5
AARDINGSINSTRUCTIES
Dit apparaat moet worden geaard. In geval van
elektrische kortsluiting verkleint de aarding het risico
van elektrische schok door een ontsnappingsdraad
voor de elektrische stroom te bieden. Dit apparaat is
voorzien van een kabel met een aardingsdraad en
aardingsstekker. De stekker moet in een juist
geïnstalleerd en geaard stopcontact worden gestoken.
WAARSCHUWING : Onjuist gebruik van de
aardingsstekker kan tot elektrische schok leiden.

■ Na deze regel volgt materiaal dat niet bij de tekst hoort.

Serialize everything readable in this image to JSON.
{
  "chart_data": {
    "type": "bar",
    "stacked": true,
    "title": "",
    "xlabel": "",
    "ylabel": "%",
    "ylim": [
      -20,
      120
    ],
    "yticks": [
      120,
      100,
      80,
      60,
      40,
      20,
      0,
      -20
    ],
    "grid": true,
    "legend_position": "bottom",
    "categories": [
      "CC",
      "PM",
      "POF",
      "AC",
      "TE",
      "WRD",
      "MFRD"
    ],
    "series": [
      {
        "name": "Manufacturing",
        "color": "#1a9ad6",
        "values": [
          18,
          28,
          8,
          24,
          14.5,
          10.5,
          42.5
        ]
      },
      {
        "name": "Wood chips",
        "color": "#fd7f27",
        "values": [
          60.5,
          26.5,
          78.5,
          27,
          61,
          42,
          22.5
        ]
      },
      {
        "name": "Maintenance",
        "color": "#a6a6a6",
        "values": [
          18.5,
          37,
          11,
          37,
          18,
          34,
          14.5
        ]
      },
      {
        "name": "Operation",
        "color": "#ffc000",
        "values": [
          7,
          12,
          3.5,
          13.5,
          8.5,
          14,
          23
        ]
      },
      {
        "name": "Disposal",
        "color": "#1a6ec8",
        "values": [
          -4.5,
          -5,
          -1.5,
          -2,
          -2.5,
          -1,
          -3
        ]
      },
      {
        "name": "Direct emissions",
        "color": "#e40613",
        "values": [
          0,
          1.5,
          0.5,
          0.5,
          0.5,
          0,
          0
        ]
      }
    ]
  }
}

Raadpleeg een bekwame elektromonteur of vakman
als u de aardingsinstructies niet volledig begrijpt of als
er twijfel bestaat of het apparaat juist is geaard. Als
gebruik van een verlengkabel noodzakelijk is, gebruik
alleen een 3-dradige verlengkabel die een 3-bladige
aardingsstekker heeft en een contactdoos met 3 geulen
waar de stekker van het apparaat in past. Het
aangegeven maximumvermogen van de verlengkabel
moet gelijk zijn aan of groter dan dat van het apparaat.
BELANGRIJK
De elektrische draden hebben een kleurencode :
Geel-groen : aarding
Blauw : neutre
Bruin : fase
Aangezien de kleuren misschien niet met de kleuren
van de draden in uw stopcontact overeen komen, ga
als volgt te werk : geel-groen draad moet aangesloten
worden aan "E" / blauwe draad aan "N" / bruine draad
aan "L".
Opgelet : dit toestel moet met een aarding aangesloten
worden
INSTALLATIE
1. Ventilatie
Blokkeer de ventilatiesleuven niet. Als ze tijdens de
bediening worden geblokkeerd, kan de magnetron
oververhit raken en uiteindelijk een storing veroorzaken.
Voor een goede ventilatie laat meer dan 7,62 cm ruimte vrij
tussen de kanten en de achterzijde van de magnetron. De
minimale vrije ruimte boven het ovenoppervlak is 100mm.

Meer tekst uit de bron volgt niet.